The festival, alternatively known as Comfest, has been a staple of Skidmore ever since alumnus David Miner, producer of 30 Rock and Parks & Recreation fame, founded the event in 1988. Originally a grassroots effort to gather any and every student troupe interested in live comedy, Comfest now sees a flood of applications every year.
The problem used to be finding enough comedians and comediennes to put on a show; now the producers — seniors Scott Galante, Ruth Morrison and Lex Curry — face the opposite task. The admission process is long and thoughtful account for the number and enthusiasm of every group.
"As for deciding who gets in: we watched previous performances of the college groups to see which ones we liked, then re-invited them back with four open slots," explained Galante.
Decisions are then made to balance out different types of comedy, from sketches to long form material. "Looking at our balance of sketch and improv, as well as which schools were already coming and who we think is good enough to be given a chance, we carefully picked the last four," says Galante. "We think this process gives us the best in quality and mix."
Lex Curry emphasizes the creative and educational aspect of the groups chosen, including the professionals. "I would say we try to find groups that are not only hilarious but also clearly supportive and enthusiastic about up-and-coming comedians," she explains. "People who can take a look at college students and remember what they were like before they were able to perform professionally."
"They need to be able to see and nurture potential. Bleak! Comedy, for example, used to perform at Skidmore as a college group and they are great mentors as a professional group," she added.
Though Comfest has surged in popularity and is now an essential element of not only college but Skidmore culture, certain aspects of the festival remain rather folksy and immune to change.
"It's funny to see the festival grow, because it is at the same time very mainstream (being one of the biggest college comedy festivals in the nation) as well as very underground and jimmy-rigged (selling tickets at Case center, for example)," said Galante.

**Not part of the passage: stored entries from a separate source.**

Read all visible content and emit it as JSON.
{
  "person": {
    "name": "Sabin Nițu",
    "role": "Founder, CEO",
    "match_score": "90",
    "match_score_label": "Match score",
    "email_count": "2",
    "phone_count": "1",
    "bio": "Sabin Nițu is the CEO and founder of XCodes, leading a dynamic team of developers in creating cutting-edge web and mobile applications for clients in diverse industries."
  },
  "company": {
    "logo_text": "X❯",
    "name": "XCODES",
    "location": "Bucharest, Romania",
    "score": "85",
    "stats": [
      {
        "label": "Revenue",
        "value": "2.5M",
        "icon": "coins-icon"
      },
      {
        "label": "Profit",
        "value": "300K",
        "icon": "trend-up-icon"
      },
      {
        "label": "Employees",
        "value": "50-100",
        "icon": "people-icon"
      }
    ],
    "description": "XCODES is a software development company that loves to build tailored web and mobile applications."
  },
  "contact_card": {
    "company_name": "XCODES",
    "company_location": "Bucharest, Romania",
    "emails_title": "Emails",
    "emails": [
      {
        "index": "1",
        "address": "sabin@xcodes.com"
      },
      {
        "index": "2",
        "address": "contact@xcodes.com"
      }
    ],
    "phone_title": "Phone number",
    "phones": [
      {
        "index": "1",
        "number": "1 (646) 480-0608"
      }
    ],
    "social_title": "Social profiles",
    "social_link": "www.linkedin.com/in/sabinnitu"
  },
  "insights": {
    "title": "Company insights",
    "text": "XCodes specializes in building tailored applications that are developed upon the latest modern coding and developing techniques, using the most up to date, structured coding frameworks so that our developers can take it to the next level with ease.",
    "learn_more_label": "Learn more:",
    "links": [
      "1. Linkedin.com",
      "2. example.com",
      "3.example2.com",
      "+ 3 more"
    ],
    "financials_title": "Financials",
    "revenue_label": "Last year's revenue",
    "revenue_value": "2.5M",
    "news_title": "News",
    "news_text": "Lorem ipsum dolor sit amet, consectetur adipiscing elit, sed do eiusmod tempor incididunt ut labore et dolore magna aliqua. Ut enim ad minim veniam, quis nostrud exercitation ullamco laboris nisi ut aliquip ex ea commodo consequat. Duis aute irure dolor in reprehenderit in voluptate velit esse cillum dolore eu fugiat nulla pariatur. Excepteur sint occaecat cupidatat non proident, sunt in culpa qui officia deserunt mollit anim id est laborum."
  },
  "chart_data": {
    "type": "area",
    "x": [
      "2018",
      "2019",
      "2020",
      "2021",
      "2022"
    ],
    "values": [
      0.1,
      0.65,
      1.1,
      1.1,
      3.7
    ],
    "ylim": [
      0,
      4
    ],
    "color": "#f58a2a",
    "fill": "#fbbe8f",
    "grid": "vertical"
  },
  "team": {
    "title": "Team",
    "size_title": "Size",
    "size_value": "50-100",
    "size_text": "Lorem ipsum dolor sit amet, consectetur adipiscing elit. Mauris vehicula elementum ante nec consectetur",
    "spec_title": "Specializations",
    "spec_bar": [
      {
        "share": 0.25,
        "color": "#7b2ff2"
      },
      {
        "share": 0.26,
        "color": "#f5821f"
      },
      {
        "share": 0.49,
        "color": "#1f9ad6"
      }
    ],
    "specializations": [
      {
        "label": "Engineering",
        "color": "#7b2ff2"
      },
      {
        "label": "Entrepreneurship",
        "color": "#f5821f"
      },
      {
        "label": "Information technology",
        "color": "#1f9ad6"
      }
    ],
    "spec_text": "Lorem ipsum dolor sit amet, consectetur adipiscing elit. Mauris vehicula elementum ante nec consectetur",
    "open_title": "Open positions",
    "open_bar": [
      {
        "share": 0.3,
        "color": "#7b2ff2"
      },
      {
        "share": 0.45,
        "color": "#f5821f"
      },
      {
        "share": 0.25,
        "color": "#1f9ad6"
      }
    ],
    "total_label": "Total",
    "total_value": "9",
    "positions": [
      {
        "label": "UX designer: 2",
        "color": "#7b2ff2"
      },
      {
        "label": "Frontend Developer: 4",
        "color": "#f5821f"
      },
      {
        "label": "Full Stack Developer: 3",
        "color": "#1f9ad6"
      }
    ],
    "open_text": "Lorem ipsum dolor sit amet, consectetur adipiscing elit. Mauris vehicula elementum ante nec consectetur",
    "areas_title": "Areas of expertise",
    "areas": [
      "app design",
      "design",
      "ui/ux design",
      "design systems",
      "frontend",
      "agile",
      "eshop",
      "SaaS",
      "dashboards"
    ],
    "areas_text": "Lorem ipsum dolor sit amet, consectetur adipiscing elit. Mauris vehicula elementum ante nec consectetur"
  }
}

What then, keeps the event close to Skidmore given the decades that have passed since Miner's original project? Lex Curry spoke of the special dynamic that Skidmore audiences and groups possess which makes for a particularly successful comedic formula.
"Although many of our veteran groups from other colleges have cult followings or a supportive sector of their college community behind them, I would say Skidmore students are, by far, the most demanding audience for comedians. They don't let comedy groups get away with a bad set," she noted.
A special treat this year was a feature on the New York Times website. All three seniors were thrilled to appear in the Times, though there were moments during the photo shoot where they yearned for the actual funny business to begin. "My face hurt from all the stage laughing we had to do."
Galante noted certain misleading typos in the article, but admitted that "overall, I think it was a very positive article that portrayed the school in a great light and gave the festival the attention it deserves."
"In short," he added, "it feels good."
The financial aspect of the festival is unchanged from its original form in several key ways: the entire festival remains non-profit. Galante explains: "Everything we get, whether it be from registration, fundraising, co-sponsorships or donations goes right back into a gigantic pool that goes towards anywhere from printing posters, to paying travel and performance fees for pro groups, to feeding the college groups, to ordering t-shirts. Any profit made goes right back into the budget the following year. "
As for organizing the event, Galante stresses the amount of stress he and his two peers experienced. "We are (quite literally) three people making calls and sending e-mails out of our dorm rooms, with two assistant producers available to get supplies and do some grunt work. That's what was really so scary about this whole process: if we don't do it, it just doesn't get done."